Alaphilippe toujours plus fort

Reuters

Julian Alaphilippe continue d'épater, d'étape en étape, sur le Tour de France. Pour son huitième jour avec le maillot jaune, le Français a fait honneur, et c'est peu dire, à la mythique tunique, dont on fêtait ce jour le centenaire. Le coureur de la Deceuninck-Quick Step était parti de Pau avec le simple objectif de conserver une partie de son avance sur Geraint Thomas, son plus proche poursuivant au classement général (+1'12"), au terme des 27 kilomètres du contre-la-montre. Il a fait mieux que ça: il a gagné le chrono, et il s'offre ainsi sa deuxième victoire d'étape, après Epernay.

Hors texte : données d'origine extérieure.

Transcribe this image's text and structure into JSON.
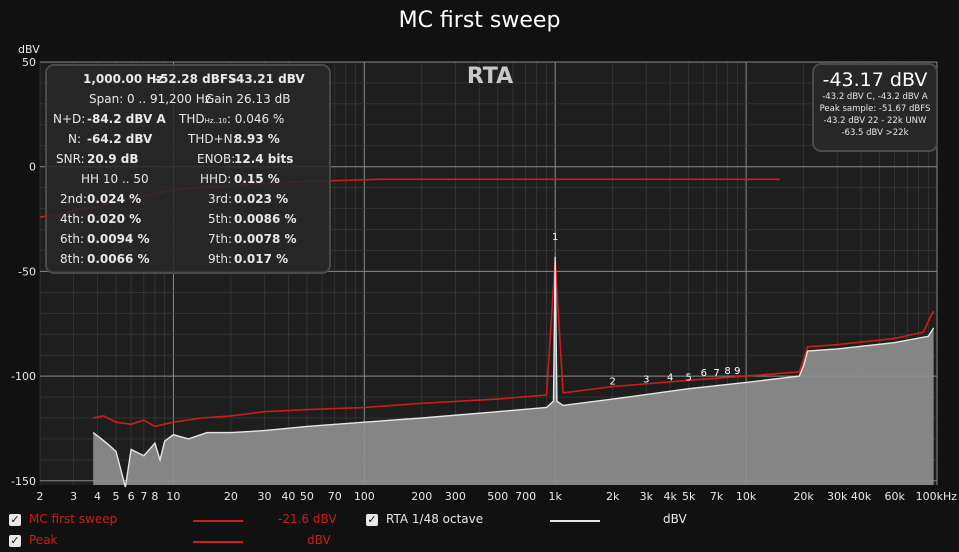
{
  "window": {
    "title": "MC first sweep"
  },
  "colors": {
    "background": "#111111",
    "plot": "#1e1e1e",
    "grid_major": "#8a8a8a",
    "grid_minor": "#3a3a3a",
    "series_red": "#cc1d1d",
    "series_white": "#e6e6e6",
    "fill": "#909090"
  },
  "stats": {
    "freq": "1,000.00 Hz",
    "dbfs": "-52.28 dBFS",
    "dbv": "-43.21 dBV",
    "span": "Span: 0 .. 91,200 Hz",
    "gain": "Gain 26.13 dB",
    "nd_label": "N+D:",
    "nd_value": "-84.2 dBV A",
    "thd_label": "THD",
    "thd_sub": "Hz..10",
    "thd_value": ": 0.046 %",
    "n_label": "N:",
    "n_value": "-64.2 dBV",
    "thdn_label": "THD+N:",
    "thdn_value": "8.93 %",
    "snr_label": "SNR:",
    "snr_value": "20.9 dB",
    "enob_label": "ENOB:",
    "enob_value": "12.4 bits",
    "hh_label": "HH 10 .. 50",
    "hhd_label": "HHD:",
    "hhd_value": "0.15 %",
    "harmonics": [
      {
        "label": "2nd:",
        "value": "0.024 %"
      },
      {
        "label": "3rd:",
        "value": "0.023 %"
      },
      {
        "label": "4th:",
        "value": "0.020 %"
      },
      {
        "label": "5th:",
        "value": "0.0086 %"
      },
      {
        "label": "6th:",
        "value": "0.0094 %"
      },
      {
        "label": "7th:",
        "value": "0.0078 %"
      },
      {
        "label": "8th:",
        "value": "0.0066 %"
      },
      {
        "label": "9th:",
        "value": "0.017 %"
      }
    ]
  },
  "rta_label": "RTA",
  "peak_box": {
    "value": "-43.17 dBV",
    "line1": "-43.2 dBV C, -43.2 dBV A",
    "line2": "Peak sample: -51.67 dBFS",
    "line3": "-43.2 dBV 22 - 22k UNW",
    "line4": "-63.5 dBV >22k"
  },
  "legend": {
    "items": [
      {
        "label": "MC first sweep",
        "value": "-21.6 dBV",
        "checked": true
      },
      {
        "label": "Peak",
        "value": "dBV",
        "checked": true
      },
      {
        "label": "RTA 1/48 octave",
        "value": "dBV",
        "checked": true
      }
    ]
  },
  "chart_data": {
    "type": "line",
    "title": "MC first sweep",
    "ylabel": "dBV",
    "xscale": "log",
    "xlim": [
      2,
      100000
    ],
    "ylim": [
      -152,
      50
    ],
    "y_ticks": [
      50,
      0,
      -50,
      -100,
      -150
    ],
    "x_ticks": [
      {
        "v": 2,
        "l": "2"
      },
      {
        "v": 3,
        "l": "3"
      },
      {
        "v": 4,
        "l": "4"
      },
      {
        "v": 5,
        "l": "5"
      },
      {
        "v": 6,
        "l": "6"
      },
      {
        "v": 7,
        "l": "7"
      },
      {
        "v": 8,
        "l": "8"
      },
      {
        "v": 10,
        "l": "10"
      },
      {
        "v": 20,
        "l": "20"
      },
      {
        "v": 30,
        "l": "30"
      },
      {
        "v": 40,
        "l": "40"
      },
      {
        "v": 50,
        "l": "50"
      },
      {
        "v": 70,
        "l": "70"
      },
      {
        "v": 100,
        "l": "100"
      },
      {
        "v": 200,
        "l": "200"
      },
      {
        "v": 300,
        "l": "300"
      },
      {
        "v": 500,
        "l": "500"
      },
      {
        "v": 700,
        "l": "700"
      },
      {
        "v": 1000,
        "l": "1k"
      },
      {
        "v": 2000,
        "l": "2k"
      },
      {
        "v": 3000,
        "l": "3k"
      },
      {
        "v": 4000,
        "l": "4k"
      },
      {
        "v": 5000,
        "l": "5k"
      },
      {
        "v": 7000,
        "l": "7k"
      },
      {
        "v": 10000,
        "l": "10k"
      },
      {
        "v": 20000,
        "l": "20k"
      },
      {
        "v": 30000,
        "l": "30k"
      },
      {
        "v": 40000,
        "l": "40k"
      },
      {
        "v": 60000,
        "l": "60k"
      },
      {
        "v": 100000,
        "l": "100kHz"
      }
    ],
    "harmonic_markers": [
      {
        "label": "1",
        "x": 1000,
        "y": -35
      },
      {
        "label": "2",
        "x": 2000,
        "y": -104
      },
      {
        "label": "3",
        "x": 3000,
        "y": -103
      },
      {
        "label": "4",
        "x": 4000,
        "y": -102
      },
      {
        "label": "5",
        "x": 5000,
        "y": -102
      },
      {
        "label": "6",
        "x": 6000,
        "y": -100
      },
      {
        "label": "7",
        "x": 7000,
        "y": -100
      },
      {
        "label": "8",
        "x": 8000,
        "y": -99
      },
      {
        "label": "9",
        "x": 9000,
        "y": -99
      }
    ],
    "series": [
      {
        "name": "MC first sweep",
        "x": [
          2,
          2.5,
          3,
          4,
          5,
          6,
          8,
          10,
          14,
          20,
          30,
          50,
          80,
          120,
          200,
          300,
          500,
          1000,
          3000,
          10000,
          15000
        ],
        "y": [
          -24,
          -23,
          -21,
          -19,
          -17,
          -15,
          -13,
          -11,
          -10,
          -9,
          -8,
          -7,
          -6.5,
          -6,
          -6,
          -6,
          -6,
          -6,
          -6,
          -6,
          -6
        ]
      },
      {
        "name": "Peak",
        "x": [
          3.8,
          4.3,
          5,
          6,
          7,
          8,
          10,
          14,
          20,
          30,
          50,
          100,
          200,
          500,
          900,
          1000,
          1100,
          2000,
          5000,
          10000,
          19000,
          20000,
          21000,
          30000,
          60000,
          85000,
          92000,
          96000
        ],
        "y": [
          -120,
          -119,
          -122,
          -123,
          -121,
          -124,
          -122,
          -120,
          -119,
          -117,
          -116,
          -115,
          -113,
          -111,
          -109,
          -45,
          -108,
          -105,
          -102,
          -100,
          -98,
          -92,
          -86,
          -85,
          -82,
          -79,
          -72,
          -69
        ]
      },
      {
        "name": "RTA 1/48 octave",
        "x": [
          3.8,
          4.2,
          4.6,
          5,
          5.6,
          6,
          7,
          8,
          8.5,
          9,
          10,
          12,
          15,
          20,
          30,
          50,
          100,
          200,
          500,
          900,
          980,
          1000,
          1020,
          1100,
          2000,
          5000,
          10000,
          19000,
          20000,
          21000,
          30000,
          60000,
          90000,
          96000
        ],
        "y": [
          -127,
          -130,
          -133,
          -136,
          -153,
          -135,
          -138,
          -132,
          -140,
          -131,
          -128,
          -130,
          -127,
          -127,
          -126,
          -124,
          -122,
          -120,
          -117,
          -115,
          -112,
          -43,
          -112,
          -114,
          -111,
          -106,
          -103,
          -100,
          -95,
          -88,
          -87,
          -84,
          -81,
          -77
        ]
      }
    ]
  }
}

On savait que le puncheur tricolore excellait dans les efforts de cette durée, 30 minutes en environ, et qu'il était plutôt à l'aise dans l'exercice solitaire, comme il l'avait prouvé en 2017 sur Paris-Nice. Mais de là à imaginer qu'il s'impose, il y avait un monde d'écart, et Alaphilippe a encore repoussé ses limites. Quelles sont-elles, d'ailleurs ? Lui-même, sans doute, ne les connaît pas. Le Montluçonnais est parti fort sur ce chrono, en tête au premier intermédiaire, devant Thomas (+5"). Il a maintenu cet écart aux deux points de passage suivant, et il lui restait à tenir dans le final, plus roulant, moins accidenté, plus favorable, sur le papier, à son principal adversaire. Pas un problème pour Alaphilippe, qui a fini très fort, et a franchi la ligne avec 14 secondes d'avance sur le vainqueur de l'édition précédente. Épatant, ébouriffant, à vous de choisir. "Il a repris du temps à Thomas sur le plat, chapeau", admirait Bernard Hinault dans l'aire d'arrivée.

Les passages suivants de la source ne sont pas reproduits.